Approval of the $60.9 million project will go to a Town Meeting vote Feb. 10. Designed to state standards, the project could qualify for 60 percent state funding. The town would cover the remainder, expected to be $34 million. 

The school will house the third, fourth and fifth grades when completed, and include 132,000-square-feet of space, a full-sized gymnasium, a fine arts corridor and a cafe-torium with a stage that would allow students to perform at the school. Separated bus loops and parent drop-offs would be created, to increase safety.

The Milford Planning Board tonight is expected to hold a public hearing on a request for a zoning change submitted by the Woodland Building Committee. This would allow the new school to exceed the current height restriction of 35 feet for buildings in a residential zone.
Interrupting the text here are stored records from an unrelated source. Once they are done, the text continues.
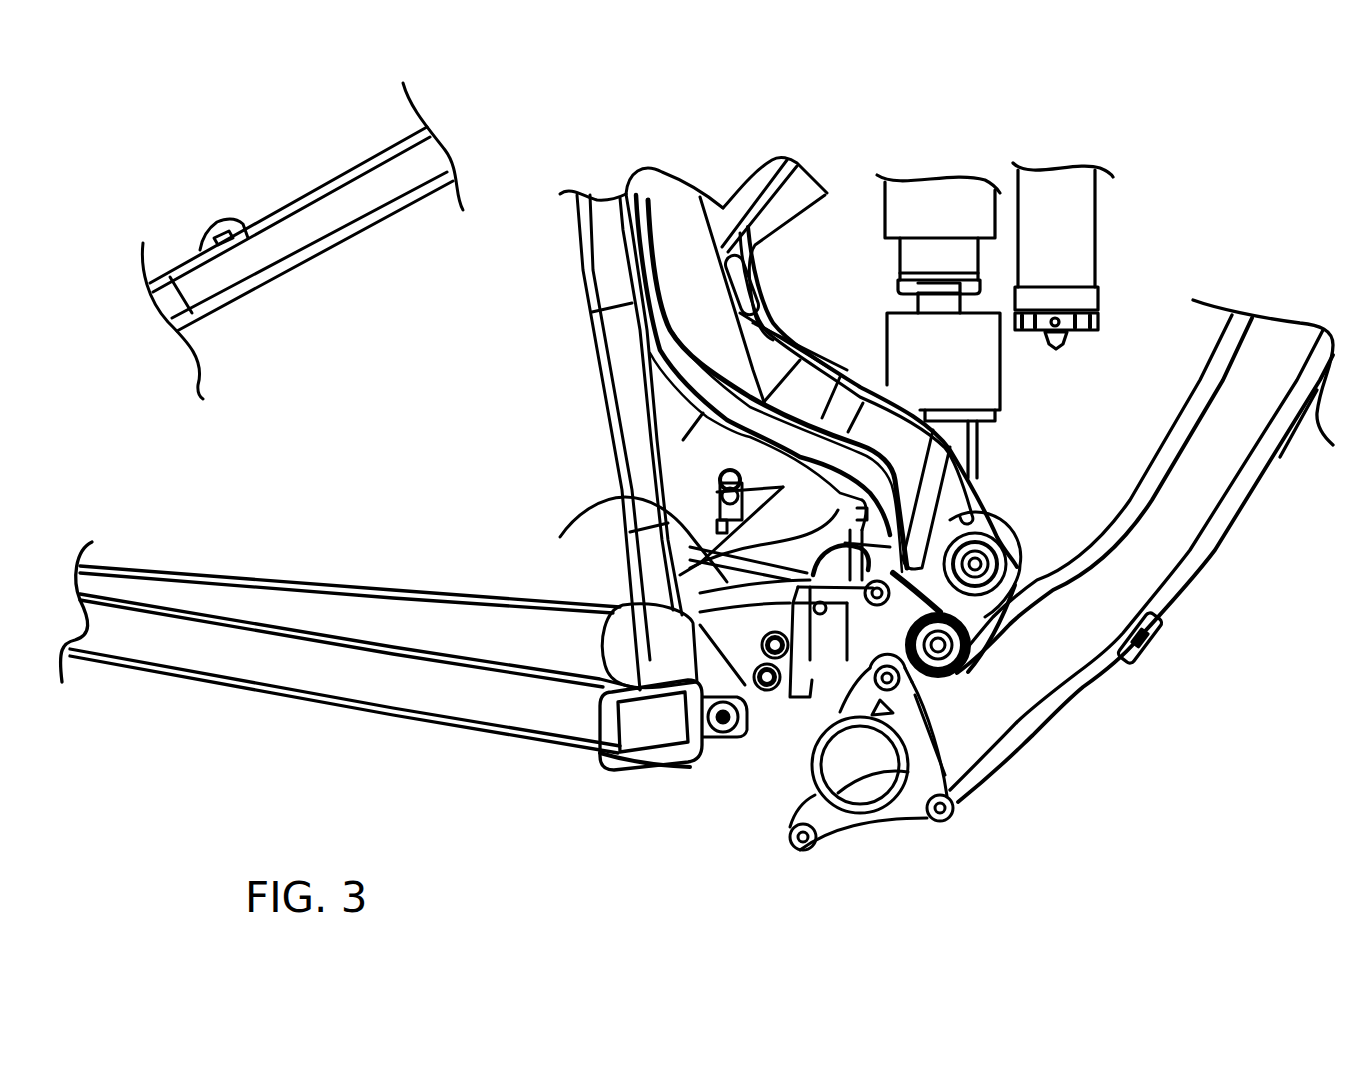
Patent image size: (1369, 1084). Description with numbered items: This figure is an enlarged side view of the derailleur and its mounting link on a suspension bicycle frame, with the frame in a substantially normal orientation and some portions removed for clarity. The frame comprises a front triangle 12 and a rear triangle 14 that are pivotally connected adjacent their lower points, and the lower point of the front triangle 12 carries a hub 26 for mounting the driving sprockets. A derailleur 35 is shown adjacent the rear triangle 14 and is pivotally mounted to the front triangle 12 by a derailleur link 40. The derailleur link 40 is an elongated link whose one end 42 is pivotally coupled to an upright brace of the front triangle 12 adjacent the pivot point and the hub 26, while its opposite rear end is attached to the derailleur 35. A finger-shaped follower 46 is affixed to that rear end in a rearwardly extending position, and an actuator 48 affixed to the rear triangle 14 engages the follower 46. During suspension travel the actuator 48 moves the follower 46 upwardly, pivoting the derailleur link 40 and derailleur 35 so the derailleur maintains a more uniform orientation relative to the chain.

The front triangle 12 is at (1167, 583).
The rear triangle 14 is at (338, 662).
The hub 26 is at (945, 818).
The derailleur 35 is at (605, 500).
The derailleur link 40 is at (807, 690).
The end of derailleur link 42 is at (997, 600).
The follower 46 is at (770, 690).
The actuator 48 is at (790, 668).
The current flat-roof design calls for a maximum height of 42 feet for the central academic building, with two wings having roof elevations of 28 to 32 feet, according to the district. [See attached illustration]

The design changed after several homeowners who live near the existing school filed appeals of the Milford Zoning Board of Appeals approval of an earlier design, which had featured a pitched roof system with greater heights.
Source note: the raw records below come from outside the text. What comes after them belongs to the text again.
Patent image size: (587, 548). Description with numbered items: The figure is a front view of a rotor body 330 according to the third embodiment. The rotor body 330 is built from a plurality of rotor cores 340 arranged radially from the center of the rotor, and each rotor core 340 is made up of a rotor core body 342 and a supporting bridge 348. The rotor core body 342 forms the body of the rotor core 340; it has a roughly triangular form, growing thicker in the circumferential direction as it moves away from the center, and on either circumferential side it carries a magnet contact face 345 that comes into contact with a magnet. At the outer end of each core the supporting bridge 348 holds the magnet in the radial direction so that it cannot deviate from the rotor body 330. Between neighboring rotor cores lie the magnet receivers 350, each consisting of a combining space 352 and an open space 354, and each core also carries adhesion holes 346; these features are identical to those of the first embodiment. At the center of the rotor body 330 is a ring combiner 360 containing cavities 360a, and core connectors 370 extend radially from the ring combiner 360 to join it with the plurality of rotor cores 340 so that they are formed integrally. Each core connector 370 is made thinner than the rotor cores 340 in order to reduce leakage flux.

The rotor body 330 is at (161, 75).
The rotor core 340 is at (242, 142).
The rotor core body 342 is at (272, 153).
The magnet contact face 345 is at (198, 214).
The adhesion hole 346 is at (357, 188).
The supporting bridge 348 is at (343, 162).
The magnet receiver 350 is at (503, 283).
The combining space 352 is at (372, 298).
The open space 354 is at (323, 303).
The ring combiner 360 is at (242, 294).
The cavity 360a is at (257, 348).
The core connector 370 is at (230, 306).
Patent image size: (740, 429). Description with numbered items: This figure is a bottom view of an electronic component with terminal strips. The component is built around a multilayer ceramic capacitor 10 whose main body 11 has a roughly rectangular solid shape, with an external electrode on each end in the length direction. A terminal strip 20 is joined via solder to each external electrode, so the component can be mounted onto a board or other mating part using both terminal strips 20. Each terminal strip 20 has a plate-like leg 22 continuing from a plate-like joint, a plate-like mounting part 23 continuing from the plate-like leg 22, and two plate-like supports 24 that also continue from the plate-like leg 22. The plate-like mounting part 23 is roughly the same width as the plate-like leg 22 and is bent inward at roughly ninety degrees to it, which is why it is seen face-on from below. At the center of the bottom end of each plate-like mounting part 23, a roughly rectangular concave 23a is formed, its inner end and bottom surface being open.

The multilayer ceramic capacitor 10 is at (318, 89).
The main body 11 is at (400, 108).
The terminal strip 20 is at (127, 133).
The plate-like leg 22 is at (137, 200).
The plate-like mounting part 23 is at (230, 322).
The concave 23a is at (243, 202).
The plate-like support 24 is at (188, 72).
School architects also have repositioned the school on the site, to increase the distance from adjacent residential properties to within the allowed setback.

As part of a campaign to persuade residents that the new Woodland school is a necessity, school officials will host an open house at the school on Wednesday night, featuring tours of the building and an opportunity to speak with employees who work there. The project has been handled by the Woodland Building Committee, an appointed panel that includes school representatives and residents with construction experience. It is led by Aldo Cecchi.
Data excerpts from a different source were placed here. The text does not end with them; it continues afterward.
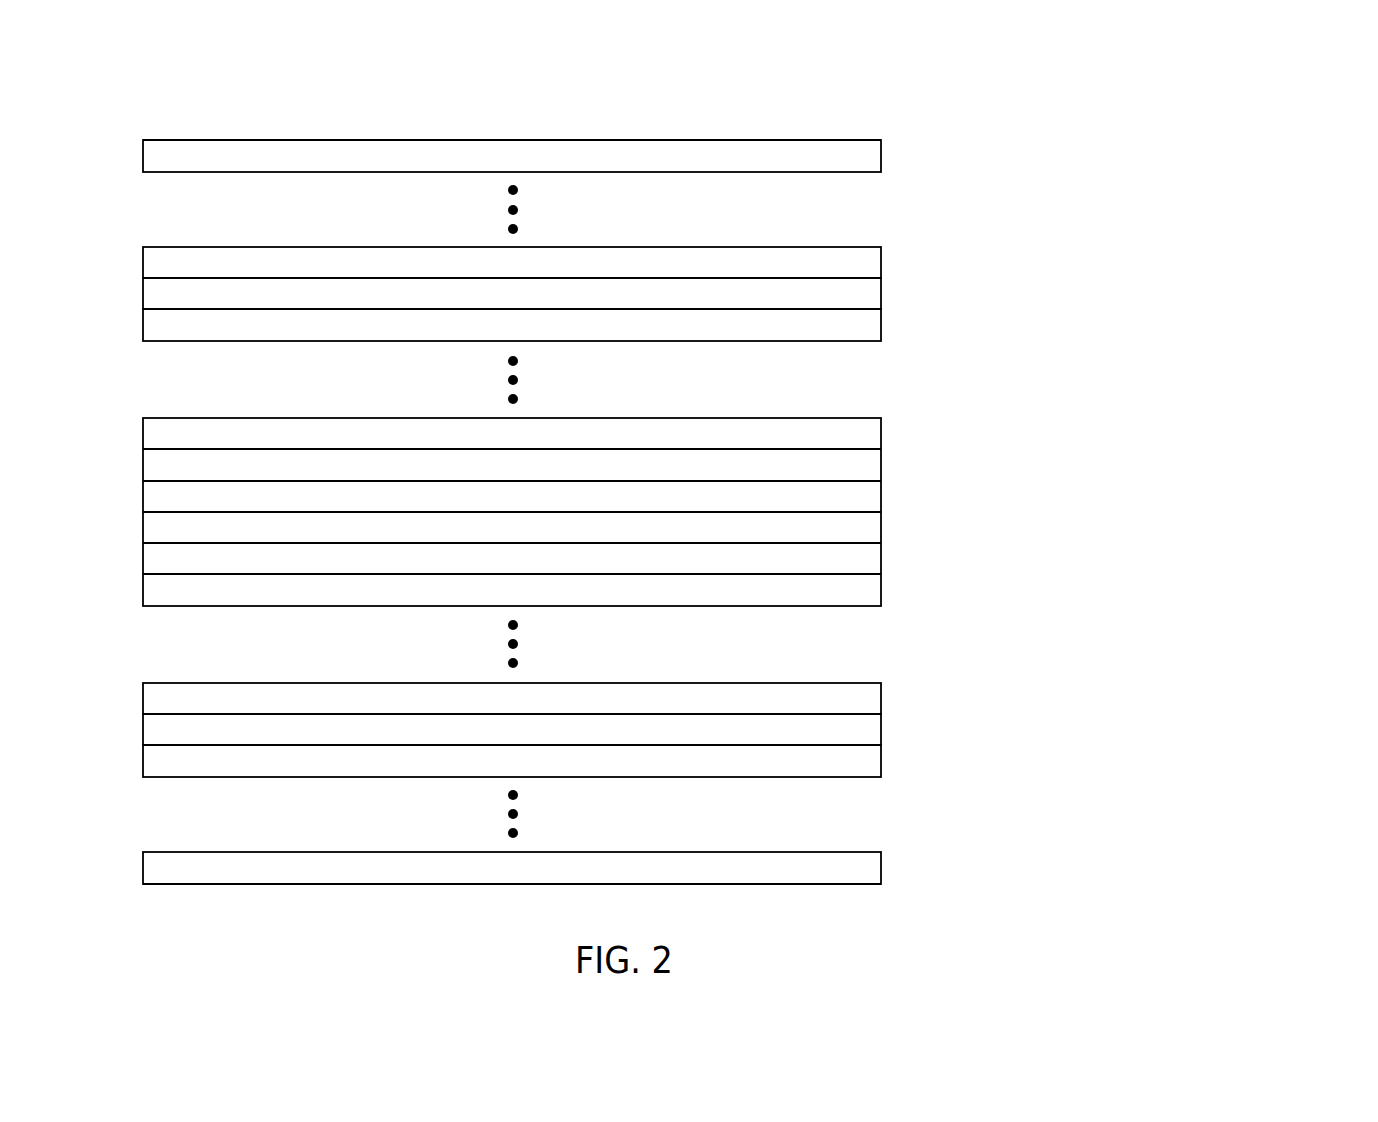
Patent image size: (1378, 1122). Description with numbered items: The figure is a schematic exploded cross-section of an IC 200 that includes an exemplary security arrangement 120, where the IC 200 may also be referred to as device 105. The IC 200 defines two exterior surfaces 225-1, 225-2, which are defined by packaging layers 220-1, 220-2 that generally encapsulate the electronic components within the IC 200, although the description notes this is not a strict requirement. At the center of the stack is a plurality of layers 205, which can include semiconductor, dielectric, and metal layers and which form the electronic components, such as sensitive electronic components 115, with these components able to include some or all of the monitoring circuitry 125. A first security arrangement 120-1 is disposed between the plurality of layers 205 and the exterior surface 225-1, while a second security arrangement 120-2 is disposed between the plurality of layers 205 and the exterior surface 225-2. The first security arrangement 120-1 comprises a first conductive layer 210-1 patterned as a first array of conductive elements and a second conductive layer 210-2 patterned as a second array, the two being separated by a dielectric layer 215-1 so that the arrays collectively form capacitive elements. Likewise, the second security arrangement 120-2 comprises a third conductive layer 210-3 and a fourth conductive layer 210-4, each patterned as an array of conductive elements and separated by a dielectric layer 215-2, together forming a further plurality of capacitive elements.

The IC 200 is at (1200, 92).
The electronic device 105 is at (1328, 65).
The packaging layer 220-1 is at (881, 155).
The packaging layer 220-2 is at (881, 868).
The exterior surface 225-1 is at (726, 130).
The exterior surface 225-2 is at (726, 897).
The first security arrangement 120-1 is at (670, 277).
The second security arrangement 120-2 is at (671, 710).
The first conductive layer 210-1 is at (881, 263).
The second conductive layer 210-2 is at (881, 325).
The third conductive layer 210-3 is at (881, 697).
The fourth conductive layer 210-4 is at (881, 759).
The dielectric layer 215-1 is at (881, 294).
The dielectric layer 215-2 is at (881, 728).
The plurality of layers 205 is at (899, 418).
The sensitive electronic components 115 is at (1080, 543).
The security arrangement 120 is at (1270, 543).
The monitoring circuitry 125 is at (1078, 573).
In a letter to residents, Cecchi said the committee considered several locations, and several alternatives to building a new school. "Since the new construction would be less costly and provide less disruption of the existing school than the renovation [or] addition option, the building committee concluded that new construction on the Woodland site, while students are still using the existing building, was the best option," he wrote. "Once the new school has been built students will be moved to the new facility and the existing Woodland school will be safely demolished."

The school system is also engaging people on social media, and recently posted a video to its Facebook site, demonstrating existing conditions inside the elementary school.

The video highlights the crowded cafeteria, the congested bus loop, and the limitations of its "open concept" classroom construction. Woodland was built in the 1970s, during a phase of American education in which open concept schools — which feature classrooms without fixed walls — were a construction trend. In the decades since, school systems have abandoned these models and returned to traditional classroom designs.

The video is narrated by Woodland Principal Craig Consigli, who said the open concept construction has proven to be inefficient and distracting for students and teachers.

"The deign for the new Woodland School does not use an experimental classroom model," he states, in the voice over. "Rather, the new building goes back to the tried and true one classroom-per teacher model that we use in our other long lasting school buidlings, like Memorial and Stacy Middle School."

The video is expected to be presented in the Feb. 10 Special Town Meeting, at which time Town Meeting members will be asked to approve two articles related to the school construction project. One asks members to approve a zoning change that will allow the school, as well as all public schools in the future, to exceed the current height restriction on buildings in residential zones. A second article seeks authority to raise funds for the local share of the construction.